3. Listen to the most authentic country music in the Mragowo amphitheater during the famous Country Picnic
The first Country Picnic took place in 1982 in Jelenia Góra and Karpacz. Since 1983, Country Picnics have been held in Mragowo. Every year, tens of thousands of fans come to this country music festival, which changes the face of the city for a few days. Cowboy clothes, motorcycles, off-road vehicles and omnipresent music create an unforgettable atmosphere.
The festival has for years sought to preserve the memory of Johnny Cash and the event has been recognised by the daughter of the legendary musician, Rosanne Cash, a three-time Grammy Award winner.

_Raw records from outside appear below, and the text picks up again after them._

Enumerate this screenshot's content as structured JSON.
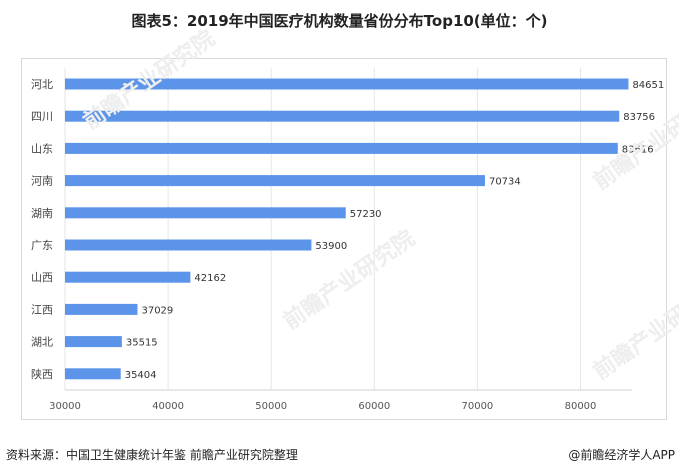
{
  "title": "图表5：2019年中国医疗机构数量省份分布Top10(单位：个)",
  "source": "资料来源：中国卫生健康统计年鉴 前瞻产业研究院整理",
  "credit": "@前瞻经济学人APP",
  "watermark": "前瞻产业研究院",
  "chart_data": {
    "type": "bar",
    "orientation": "horizontal",
    "title": "图表5：2019年中国医疗机构数量省份分布Top10(单位：个)",
    "categories": [
      "河北",
      "四川",
      "山东",
      "河南",
      "湖南",
      "广东",
      "山西",
      "江西",
      "湖北",
      "陕西"
    ],
    "values": [
      84651,
      83756,
      83616,
      70734,
      57230,
      53900,
      42162,
      37029,
      35515,
      35404
    ],
    "xlim": [
      30000,
      85000
    ],
    "xticks": [
      30000,
      40000,
      50000,
      60000,
      70000,
      80000
    ],
    "bar_color": "#5b94e8",
    "grid": true
  }
}
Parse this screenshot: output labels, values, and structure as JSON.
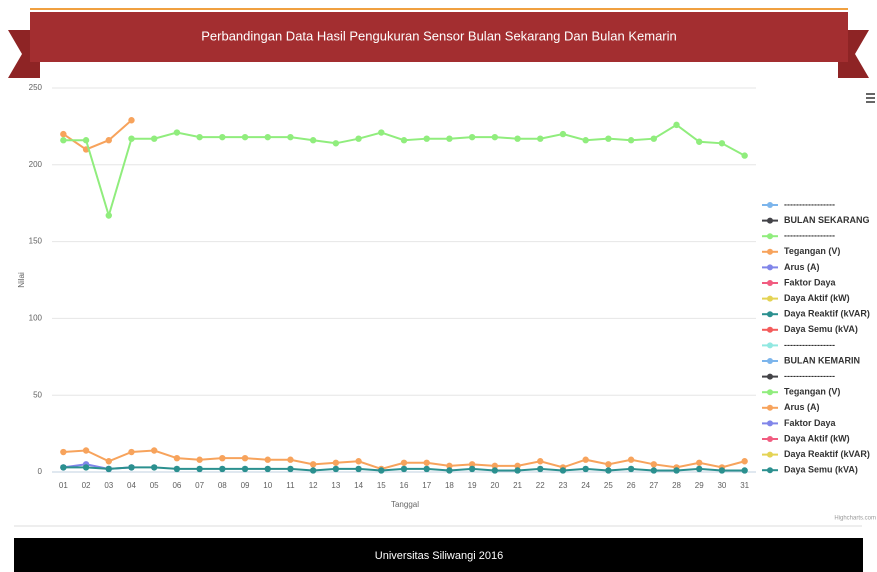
{
  "header": {
    "title": "Perbandingan Data Hasil Pengukuran Sensor Bulan Sekarang Dan Bulan Kemarin"
  },
  "chart_data": {
    "type": "line",
    "ylabel": "Nilai",
    "xlabel": "Tanggal",
    "credits": "Highcharts.com",
    "categories": [
      "01",
      "02",
      "03",
      "04",
      "05",
      "06",
      "07",
      "08",
      "09",
      "10",
      "11",
      "12",
      "13",
      "14",
      "15",
      "16",
      "17",
      "18",
      "19",
      "20",
      "21",
      "22",
      "23",
      "24",
      "25",
      "26",
      "27",
      "28",
      "29",
      "30",
      "31"
    ],
    "ylim": [
      0,
      250
    ],
    "yticks": [
      0,
      50,
      100,
      150,
      200,
      250
    ],
    "grid": true,
    "legend": "right",
    "series": [
      {
        "name": "-----------------",
        "color": "#7cb5ec"
      },
      {
        "name": "BULAN SEKARANG",
        "color": "#434348"
      },
      {
        "name": "-----------------",
        "color": "#90ed7d"
      },
      {
        "name": "Tegangan (V)",
        "color": "#f7a35c",
        "values": [
          220,
          210,
          216,
          229,
          null,
          null,
          null,
          null,
          null,
          null,
          null,
          null,
          null,
          null,
          null,
          null,
          null,
          null,
          null,
          null,
          null,
          null,
          null,
          null,
          null,
          null,
          null,
          null,
          null,
          null,
          null
        ]
      },
      {
        "name": "Arus (A)",
        "color": "#8085e9",
        "values": [
          3,
          5,
          2,
          3,
          null,
          null,
          null,
          null,
          null,
          null,
          null,
          null,
          null,
          null,
          null,
          null,
          null,
          null,
          null,
          null,
          null,
          null,
          null,
          null,
          null,
          null,
          null,
          null,
          null,
          null,
          null
        ]
      },
      {
        "name": "Faktor Daya",
        "color": "#f15c80"
      },
      {
        "name": "Daya Aktif (kW)",
        "color": "#e4d354"
      },
      {
        "name": "Daya Reaktif (kVAR)",
        "color": "#2b908f"
      },
      {
        "name": "Daya Semu (kVA)",
        "color": "#f45b5b"
      },
      {
        "name": "-----------------",
        "color": "#91e8e1"
      },
      {
        "name": "BULAN KEMARIN",
        "color": "#7cb5ec"
      },
      {
        "name": "-----------------",
        "color": "#434348"
      },
      {
        "name": "Tegangan (V)",
        "color": "#90ed7d",
        "values": [
          216,
          216,
          167,
          217,
          217,
          221,
          218,
          218,
          218,
          218,
          218,
          216,
          214,
          217,
          221,
          216,
          217,
          217,
          218,
          218,
          217,
          217,
          220,
          216,
          217,
          216,
          217,
          226,
          215,
          214,
          206
        ]
      },
      {
        "name": "Arus (A)",
        "color": "#f7a35c",
        "values": [
          13,
          14,
          7,
          13,
          14,
          9,
          8,
          9,
          9,
          8,
          8,
          5,
          6,
          7,
          2,
          6,
          6,
          4,
          5,
          4,
          4,
          7,
          3,
          8,
          5,
          8,
          5,
          3,
          6,
          3,
          7
        ]
      },
      {
        "name": "Faktor Daya",
        "color": "#8085e9"
      },
      {
        "name": "Daya Aktif (kW)",
        "color": "#f15c80"
      },
      {
        "name": "Daya Reaktif (kVAR)",
        "color": "#e4d354"
      },
      {
        "name": "Daya Semu (kVA)",
        "color": "#2b908f",
        "values": [
          3,
          3,
          2,
          3,
          3,
          2,
          2,
          2,
          2,
          2,
          2,
          1,
          2,
          2,
          1,
          2,
          2,
          1,
          2,
          1,
          1,
          2,
          1,
          2,
          1,
          2,
          1,
          1,
          2,
          1,
          1
        ]
      }
    ]
  },
  "footer": {
    "text": "Universitas Siliwangi 2016"
  }
}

4. Put on a t-shirt with a fantastic slogan: Potrzebie
In 1953, Harvey Kurtzman was the editor of the popular satirical magazine “MAD." Legend goes that when he looked at an aspirin packaging leaflet he came across text in Polish. It contained the word Potrzebie (dative/locative of potrzeba - 'a need') - a word he liked so much that he decided to use it in his magazine. Ever since then, when an odd sounding, foreign word was needed, the incomprehensible term Potrzebie was used, which quickly became wildly popular. There was even a special system of measures and weights called "The Potrzebie System", and the Polish word was added to promotional materials and t-shirts sold by "MAD" magazine, entering the everyday language of Americans.
5. Go watch Cold War, the new film by the Oscar winning director Paweł Pawlikowski
Paweł Pawlikowski received the best director award for his new film at the 71st Cannes International Film Festival. Cold War, which tells the story of the great and difficult love of two people - young dancer Zula and pianist Wiktor - was nominated for the Golden Palm, the most important festival award. Among those starring in the Polish-French-British are Joanna Kulig, Tomasz Kot, Agata Kulesza and Borys Szyc.
The film is accompanied by an unusual soundtrack, which was created by using a combination of Polish folk music with jazz and 20th-century hits from Parisian bars.
6. Admire the American skyscrapers and the Rocky Mountains in the paintings of Rafał Malczewski
The outstanding Polish painter, graphic artist and traveler Rafał Malczewski (1892-1965) moved to the United States in the 1940s, where he lived in New York, among other places. In 1942 he settled permanently in Montreal, travelling across Canada and the United States in search of painting motifs; he painted scenes depicting American cities and the Laurentian and Rocky Mountains.
The American works of Rafał Malczewski can be seen at the Tatra Museum in Zakopane.
7. Try the best Polish donuts in Warsaw at the Zagoździński confectionery
The Warsaw "Zagoździński" confectionery is a legendary place. Established in 1925, it makes the best donuts in the city, attracting long queues. Even Marshal Józef Piłsudski sent his adjutant shopping here.
The real storming of the confectionery takes place on Fat Thursday - when people start queueing for donuts at 3 am.